Three frontrunners in Belgian market phone systems
Numerous changes in the field of fixed-telephony communications solutions have been witnessed in recent years. Fixed telephony services continue to increase in popularity, Voice over IP has become the standard and the number of parties supplying their own hardware to end users is declining as a result of acquisitions. Three parties in the field of fixed telephony communications solutions within the Belgian business market stand out above the rest. Mitel, with just under 19 percent, is the most prevalent. Unify and Alcatel-Lucent follow shortly behind. We found both at approximately 17 percent of the interviewed parties. Proximus was found at approximately 14 percent of sites. Avaya concludes the top 5. Indeed, we encountered their systems at around 9 percent of those sites that still retain an on-site telephone exchange. These were the results of a Computer Profile analysis of approximately 3,800 interviews conducted with IT and/or telecoms personnel at Belgian business establishments with 50 or more employees.
Some nuances are visible for the various market segments. Alcatel-Lucent has its strongest presence in public sector institutions and major commercial sites (Multinationals). Mitel enjoys the number 1 place at the sites of National Enterprises (250-2500 employees in Belgium) and Medium sized businesses (50-250 employees). It should highlighted that the figures mention parties that are not communications solutions hardware or software manufacturers themselves. Rather, they supply solutions from other vendors. In many cases, the end users interviewed mention the name of the supplier/service provider, rather than the manufacturer. This applies to Nextel, Essec and, in particular, Proximus, for example.
When the use of a particular vendor’s on-premise fixed-telephony communications solution (penetration) is not examined in isolation, and the capacity of the system based on the number of extensions is additionally considered, then the following picture emerges.
What is immediately apparent, is that Mitel is the most prevalent party in terms of the number of sites, yet ranks number three based on the total number of extensions. Alcatel-Lucent is the most widely used solution for major public organisations and multinationals, thus it takes the number 1 position when considering the share based on the number of extensions.
Average age of the PABX
Communications solutions for fixed telephony boast a relatively long life cycle. The average age of the installations encountered was approximately 7½ years.

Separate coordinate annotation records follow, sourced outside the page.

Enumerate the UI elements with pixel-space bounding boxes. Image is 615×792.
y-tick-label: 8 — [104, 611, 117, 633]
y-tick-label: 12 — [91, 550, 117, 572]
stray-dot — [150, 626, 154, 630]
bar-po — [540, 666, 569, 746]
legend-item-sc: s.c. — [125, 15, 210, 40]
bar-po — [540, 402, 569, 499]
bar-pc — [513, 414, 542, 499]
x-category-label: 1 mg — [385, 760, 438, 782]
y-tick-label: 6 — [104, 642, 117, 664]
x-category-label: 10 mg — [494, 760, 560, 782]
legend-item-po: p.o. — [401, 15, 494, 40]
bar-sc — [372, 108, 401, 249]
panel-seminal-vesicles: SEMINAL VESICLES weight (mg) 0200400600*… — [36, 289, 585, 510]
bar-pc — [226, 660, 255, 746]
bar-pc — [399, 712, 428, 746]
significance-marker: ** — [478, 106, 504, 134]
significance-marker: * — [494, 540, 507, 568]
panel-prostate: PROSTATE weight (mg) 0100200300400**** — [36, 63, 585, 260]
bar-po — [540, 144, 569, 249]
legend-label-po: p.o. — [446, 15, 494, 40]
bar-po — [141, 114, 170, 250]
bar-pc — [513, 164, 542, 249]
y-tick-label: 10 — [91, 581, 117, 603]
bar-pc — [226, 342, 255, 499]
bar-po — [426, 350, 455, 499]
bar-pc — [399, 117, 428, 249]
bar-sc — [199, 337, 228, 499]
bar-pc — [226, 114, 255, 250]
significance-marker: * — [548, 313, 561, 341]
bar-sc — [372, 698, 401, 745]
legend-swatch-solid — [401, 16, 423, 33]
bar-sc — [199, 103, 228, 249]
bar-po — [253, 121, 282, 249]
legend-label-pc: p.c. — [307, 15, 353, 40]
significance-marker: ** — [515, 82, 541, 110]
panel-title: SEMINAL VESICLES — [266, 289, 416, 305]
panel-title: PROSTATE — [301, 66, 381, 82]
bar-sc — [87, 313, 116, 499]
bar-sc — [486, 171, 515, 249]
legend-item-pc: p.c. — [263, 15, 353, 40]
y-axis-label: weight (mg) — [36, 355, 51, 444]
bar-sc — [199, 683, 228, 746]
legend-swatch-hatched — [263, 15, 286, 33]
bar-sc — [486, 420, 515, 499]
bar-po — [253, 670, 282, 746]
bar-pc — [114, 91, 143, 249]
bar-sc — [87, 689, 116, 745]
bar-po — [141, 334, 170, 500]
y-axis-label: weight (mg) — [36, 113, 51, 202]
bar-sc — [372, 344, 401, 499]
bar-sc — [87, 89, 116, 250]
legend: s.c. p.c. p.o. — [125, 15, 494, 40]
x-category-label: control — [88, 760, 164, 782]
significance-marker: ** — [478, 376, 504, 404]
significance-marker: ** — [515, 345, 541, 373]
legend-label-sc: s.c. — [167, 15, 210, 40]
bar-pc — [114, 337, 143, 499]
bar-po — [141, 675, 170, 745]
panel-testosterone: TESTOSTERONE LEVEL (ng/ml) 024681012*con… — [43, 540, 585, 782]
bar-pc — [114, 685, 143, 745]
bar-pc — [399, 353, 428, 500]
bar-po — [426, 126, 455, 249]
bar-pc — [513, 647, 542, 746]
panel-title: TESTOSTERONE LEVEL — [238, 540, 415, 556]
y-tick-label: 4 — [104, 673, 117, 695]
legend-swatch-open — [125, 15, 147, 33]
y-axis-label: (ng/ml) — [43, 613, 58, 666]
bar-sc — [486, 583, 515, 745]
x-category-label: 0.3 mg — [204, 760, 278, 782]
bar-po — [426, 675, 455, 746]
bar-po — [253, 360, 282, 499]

Thus, manufacturers who, in recent years, sold few new systems to the business establishments interviewed exhibit a higher average age, whilst those who sold more installations in recent years exhibit a lower average age.
The systems from 3CX, Escaux, Nec and Cisco boast the youngest average age. In comparison to previous years, 3CX is a new name in the figure below. In order to outline the average age of a telephone exchange, we require at least several dozen interviews for the brand concerned. 3CX exceeds this threshold for the first time (however the numbers are still indicative, the same applies to Samsung).
The oldest system by far is that of Philips. Such older systems are the first that are likely to be replaced. Whether that’s via an on-site communications server is, at best, questionable, in light of the increasing use of Hosted Voice.
PABX or not?
Approximately three quarters of the Belgium business locations interviewed indicate that they still retain an on-site telephone exchange. That percentage has fallen in recent years. Last year it was still around 80 percent, the year before, approximately 85 percent. In addition to using a local telephone exchange, some companies also make use of an exchange which, whilst located within their own organisation, is not on-site, but rather at a head office or sister site, for example. However, we rarely see this within the Belgian market and it applies to only a few percent of sites. Thus, around 23 percent of sites do not have a fixed telephony communications solution in the form of a local or company telephone exchange. These therefore make use of a solution supplied by a service provider. Whilst this can be a hosted voice solution, the fixed telephony solution may also fall under an outsourcing contract for example.
When examining the use of a local telephone exchange, two segments immediately jump out; the transport sector and the ICT & Utilities segment, both of which make significantly less use of a local communications server than other industries. These two segments also make the most frequent use of an external service provider for fixed telephony services.